Дед всю войну до последнего дня прошел, но сорок первый год его до смерти не отпускал. Ничего там, в сорок первом, не было, кроме жути и позора, ну, может быть, несколько спокойных дней. Их ведь мало было, этих дней, там какая-то яма разверзлась, какая-то прорва несчастья, когда они и ползали, и корячились, и все вроде делали, как надо, и все равно - ветер против них дул, ни разу никому не свезло, ни одному герою силу не удалось показать, и люди горели, как солома. Люди - первый сорт, и Хасан тебе прошли, и Халхин-Гол. А немцы их палили, как тараканов, паяльной лампой. И на всех окруженцев - а там бригада, наверно, целая выходила - две несчастных танкетки осталось да пушка со сбитым прицелом, из которой по танкам били прямой наводкой, глядя в ствол... Потом-то и сила взялась, и танки, и штурмовики "черная смерть". Дед бы войну генерал-полковником, может, закончил, но нашелся у него в штабе пидор, который фотографии Гитлера стал собирать из любопытства. Ну этого, конечно, отправили, как будто он не знал. А деда вызвали и сказали. У тебя в армии... Такое дело... Короче, он в сорок пятом призового чина не получил. А если и вспоминал войну, то сорок первый. Видно, круто дался он ему. Однажды, правда, когда я болел, он танк мне нарисовал - "пантера". В сорок первом году у немцев еще таких не было, они на Курской дуге в сорок третьем появились в первый раз. Дед там был, под Прохоровкой. Тогда как раз фильм вышел "Огненная дуга", и все смотрели, и дед тоже пошел смотреть. Не досидел до конца, вышел. Весь вечер не разговаривал. Я его потом спросил: "Что, дед, похоже на правду?" А он сказал: "Какое - похоже? Там неба видно не было". И все. Больше ни слова. Так я про Курскую дугу и не узнал от него ничего.
Тогда любителей-то войну повспоминать много было. А дед - он по грибному делу был специалист. Чуть после дождичка - он в лес налаживается, чтоб с нами дома не скучать. Ну и я вместе с ним. Особенно если ребят не выпускали гулять. Ну, он иногда расслаблялся, особенно если гриб хорошо шел, и то песни начинал петь военные, то вдруг тогда: знаешь, Василек, говорит - а вот этой дорогой шли как раз немецкие танки. Десант. Мне Александр Архипыч сказал. В ноябре сорок первого. Внес уточнения.
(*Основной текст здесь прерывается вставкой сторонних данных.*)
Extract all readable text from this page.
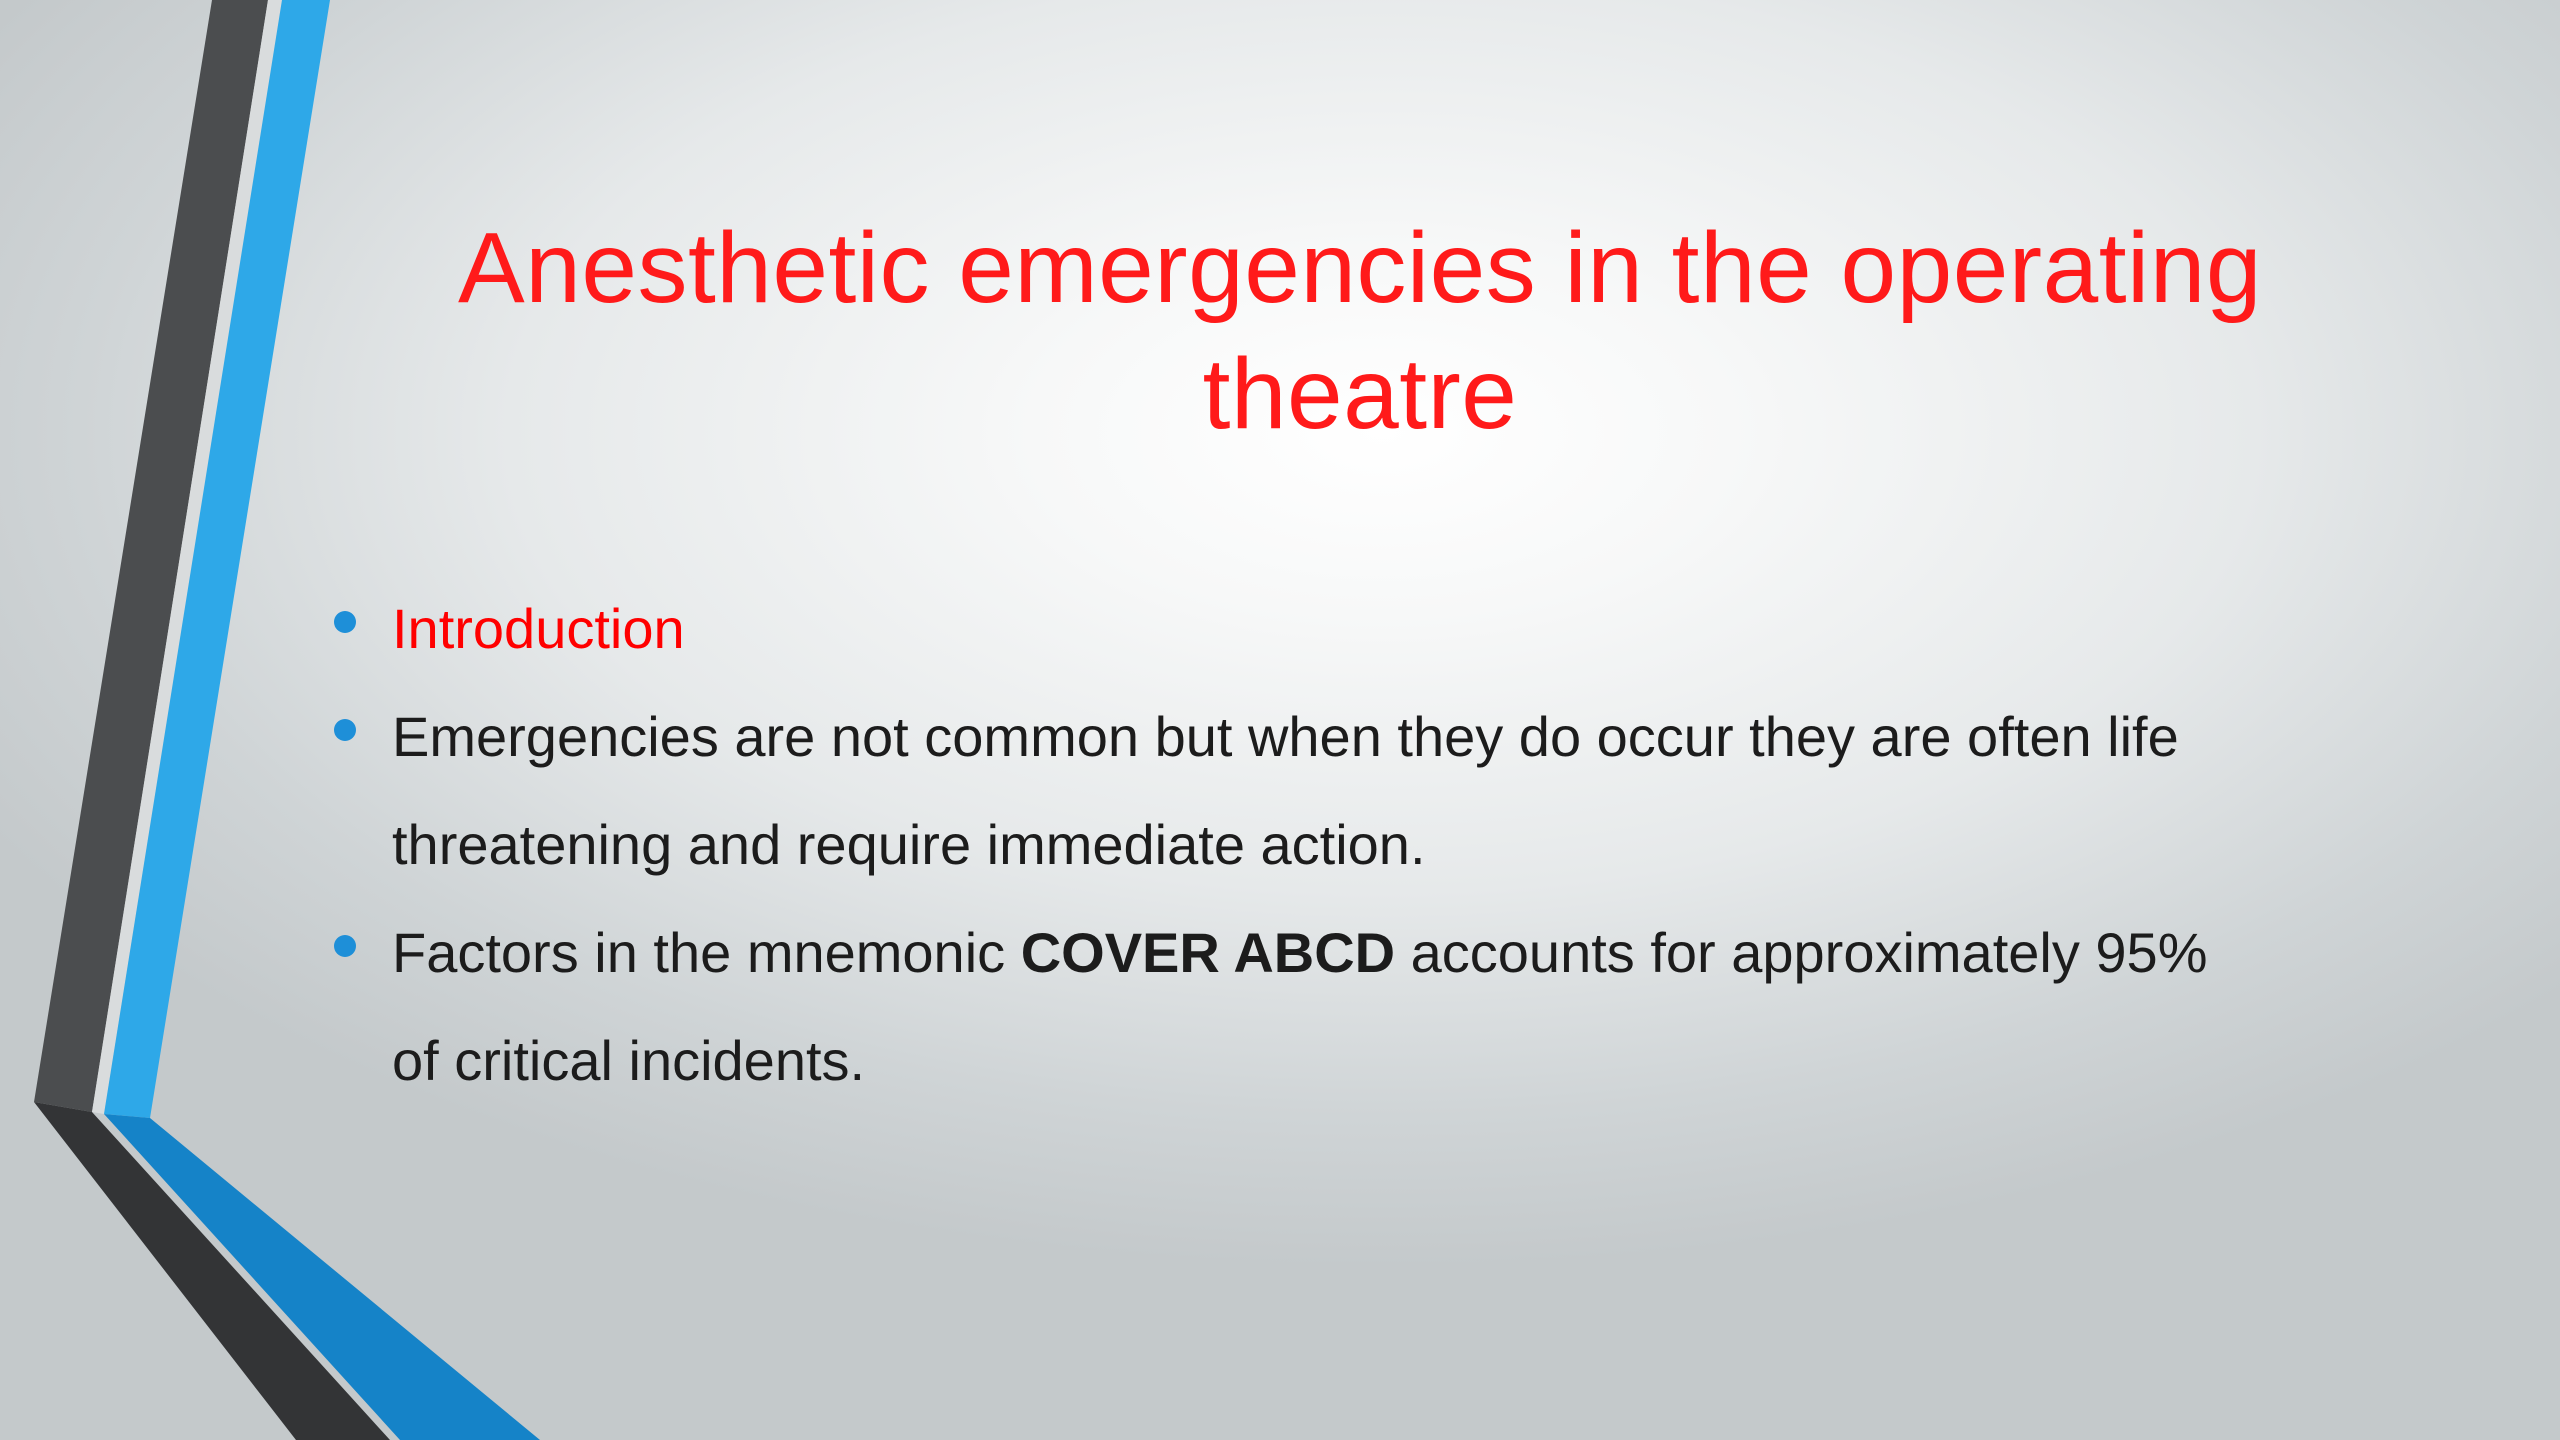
Anesthetic emergencies in the operating theatre
Introduction
Emergencies are not common but when they do occur they are often life threatening and require immediate action.
Factors in the mnemonic COVER ABCD accounts for approximately 95% of critical incidents.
Ну, а у меня, пацана, воображение было - пламя! И опять по-новому все озарилось: ноябрь - значит, потемнее, трава пожухла, березки облетели, снежок промелькивает, а может, и вообще валит в полный рост, и вдруг опять вдали перегазовка и танк. И пошли они, серые, в перчатках сидят, каски на лоб, лица красные, залубенелые, вот так вот. Сколько мне было, я даже не помню. У меня в детстве было два времени: детский сад и лето. Потом школа и лето. Провал: пятидневка. А после провала - лето. Однажды совсем слепенький приехал, нашел на подоконнике терраски обмылок хозяйственного мыла - и съел. Думал, конфета.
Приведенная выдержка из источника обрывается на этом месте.